All told, only seven of the city's 77 community areas ( 9 percent ) did not report being home to any same-sex couple-led households. Queer households can be found throughout the city—hroughout its North, West and South sides, a notable assertion to be shared with any lawmaker or public decision-maker outside of the city's Lakefront-adjacent North Side who may not see LGBTQ concerns as issues of interest to their constituents.

However, all of these numbers are presented, just as with last week's statewide analysis, with significant caveats. First, many LGBTQ people remain invisible in the Census's eyes as the current survey offers no option for single people, as well as many bisexual people, transgender people and individuals who do not live with their partners to identify themselves.
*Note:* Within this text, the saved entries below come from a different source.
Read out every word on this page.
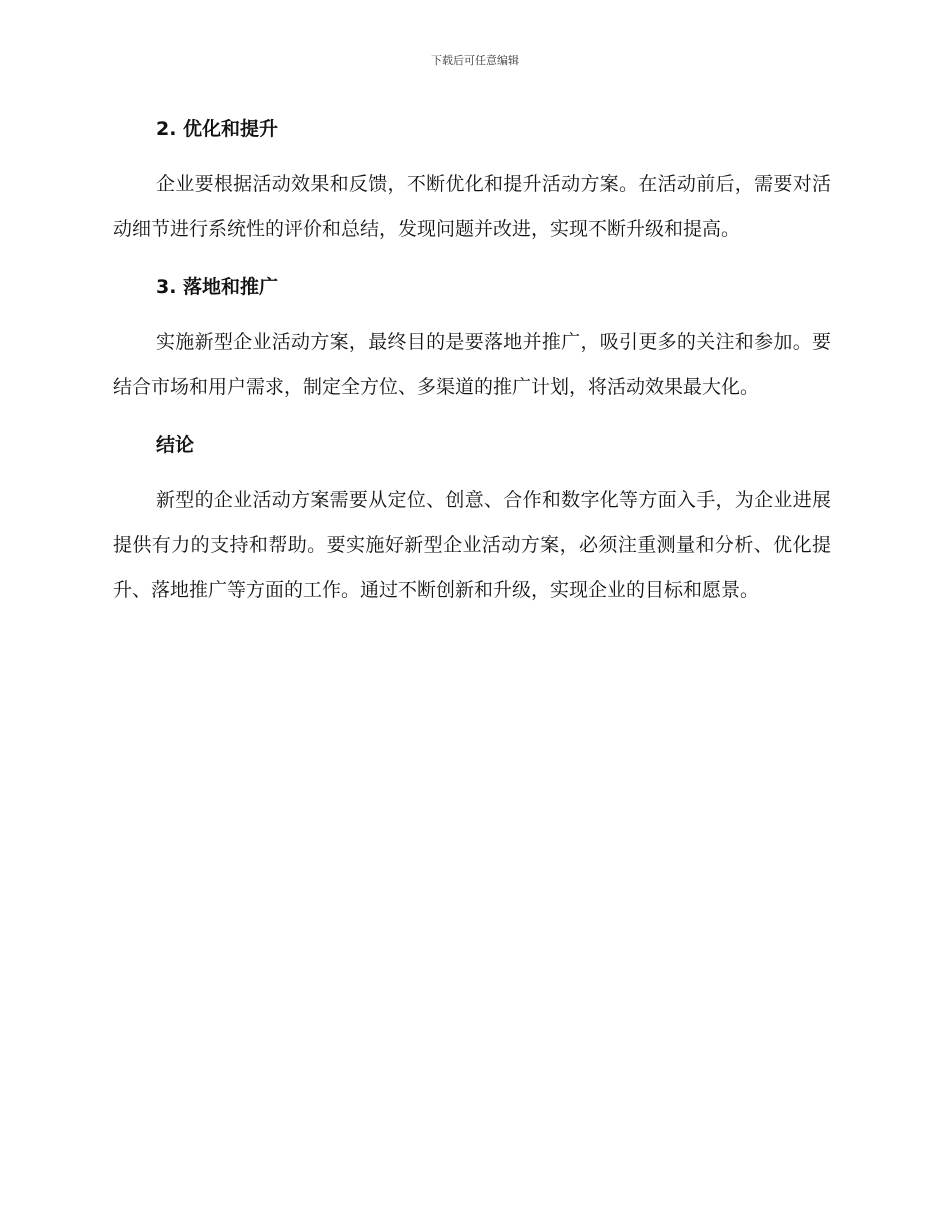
下载后可任意编辑
2. 优化和提升

企业要根据活动效果和反馈，不断优化和提升活动方案。在活动前后，需要对活动细节进行系统性的评价和总结，发现问题并改进，实现不断升级和提高。

3. 落地和推广

实施新型企业活动方案，最终目的是要落地并推广，吸引更多的关注和参加。要结合市场和用户需求，制定全方位、多渠道的推广计划，将活动效果最大化。

结论

新型的企业活动方案需要从定位、创意、合作和数字化等方面入手，为企业进展提供有力的支持和帮助。要实施好新型企业活动方案，必须注重测量和分析、优化提升、落地推广等方面的工作。通过不断创新和升级，实现企业的目标和愿景。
As the sample size of this data goes down, so too does the reliability of the data. For example, the estimate of 9,228 same-sex couple-led households across the city, based on ACS data from the 2005-2009 five-year file, has a margin of error of +/- about 10 percent. As the lens focuses in closer on specific community areas, as in this analysis, that margin of error grows even higher, and for this reason, this analysis is meant to offer only a sketch of what the forthcoming decennial Census data may report.

Gary Gates, a Williams Distinguished Scholar at the Institute on Sexual Orientation Law and Public Policy at the UCLA law school, has recently come under some fire in the community for releasing a recent report estimating that, based on the limited existing data that is reliable, only some four million adults identify as gay or lesbian—1.7 percent of the adult population, far lower than the popular 10 percent Kinsey Institute figure.
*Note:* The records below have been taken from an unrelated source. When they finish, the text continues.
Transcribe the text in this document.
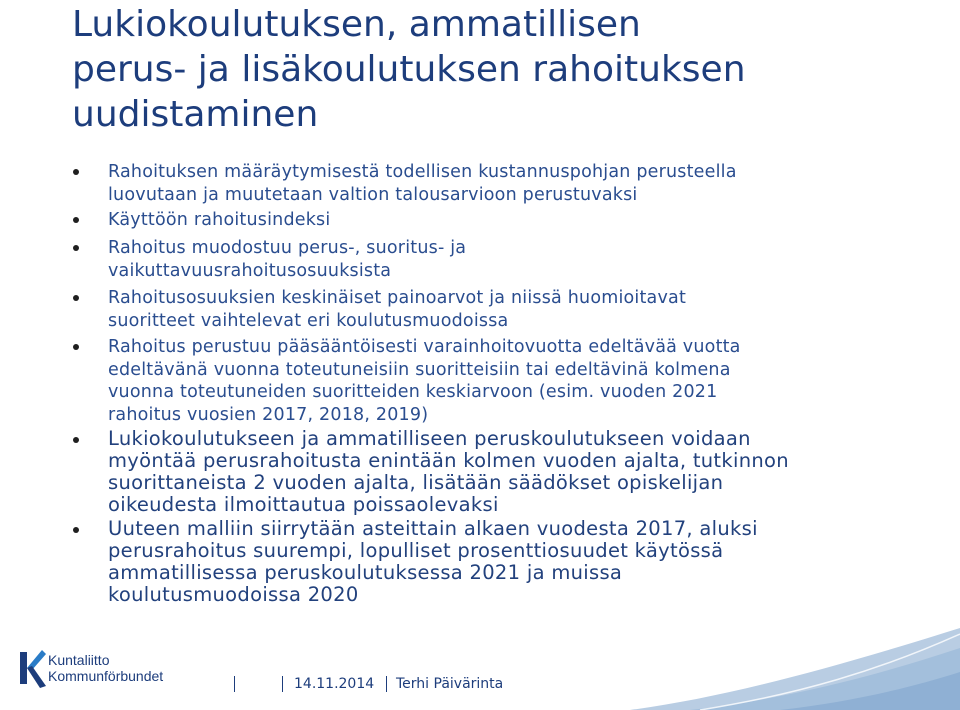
Lukiokoulutuksen, ammatillisen
perus- ja lisäkoulutuksen rahoituksen
uudistaminen

Rahoituksen määräytymisestä todellisen kustannuspohjan perusteella
luovutaan ja muutetaan valtion talousarvioon perustuvaksi

Käyttöön rahoitusindeksi

Rahoitus muodostuu perus-, suoritus- ja
vaikuttavuusrahoitusosuuksista

Rahoitusosuuksien keskinäiset painoarvot ja niissä huomioitavat
suoritteet vaihtelevat eri koulutusmuodoissa

Rahoitus perustuu pääsääntöisesti varainhoitovuotta edeltävää vuotta
edeltävänä vuonna toteutuneisiin suoritteisiin tai edeltävinä kolmena
vuonna toteutuneiden suoritteiden keskiarvoon (esim. vuoden 2021
rahoitus vuosien 2017, 2018, 2019)

Lukiokoulutukseen ja ammatilliseen peruskoulutukseen voidaan
myöntää perusrahoitusta enintään kolmen vuoden ajalta, tutkinnon
suorittaneista 2 vuoden ajalta, lisätään säädökset opiskelijan
oikeudesta ilmoittautua poissaolevaksi

Uuteen malliin siirrytään asteittain alkaen vuodesta 2017, aluksi
perusrahoitus suurempi, lopulliset prosenttiosuudet käytössä
ammatillisessa peruskoulutuksessa 2021 ja muissa
koulutusmuodoissa 2020

Kuntaliitto
Kommunförbundet	14.11.2014 Terhi Päivärinta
However, as Gates wrote in an April 8 op-ed in the Washington Post, such estimates—which he is among the first to call "imprecise"—sound a rallying cry for more reliable demographical data on LGBTQ communities. " [ T ] here certainly is no longer a need to prove that gay people exist," Gates said, but as courts and lawmakers throughout the country take up debates surrounding how queer Americans can live their lives, accurate, defendable numbers are needed. Gates has been one of the leading advocates for the Census Bureau to add a question specifically pertaining to sexual orientation and gender identity to upcoming ACS forms.

"Assumptions about people are flimsy; numbers are solid," Gates said, referencing the decades-old Kinsey report. "The reality of our political system is that you don't really count unless you are counted. So it's time to stop believing an old estimate and start making an accurate count."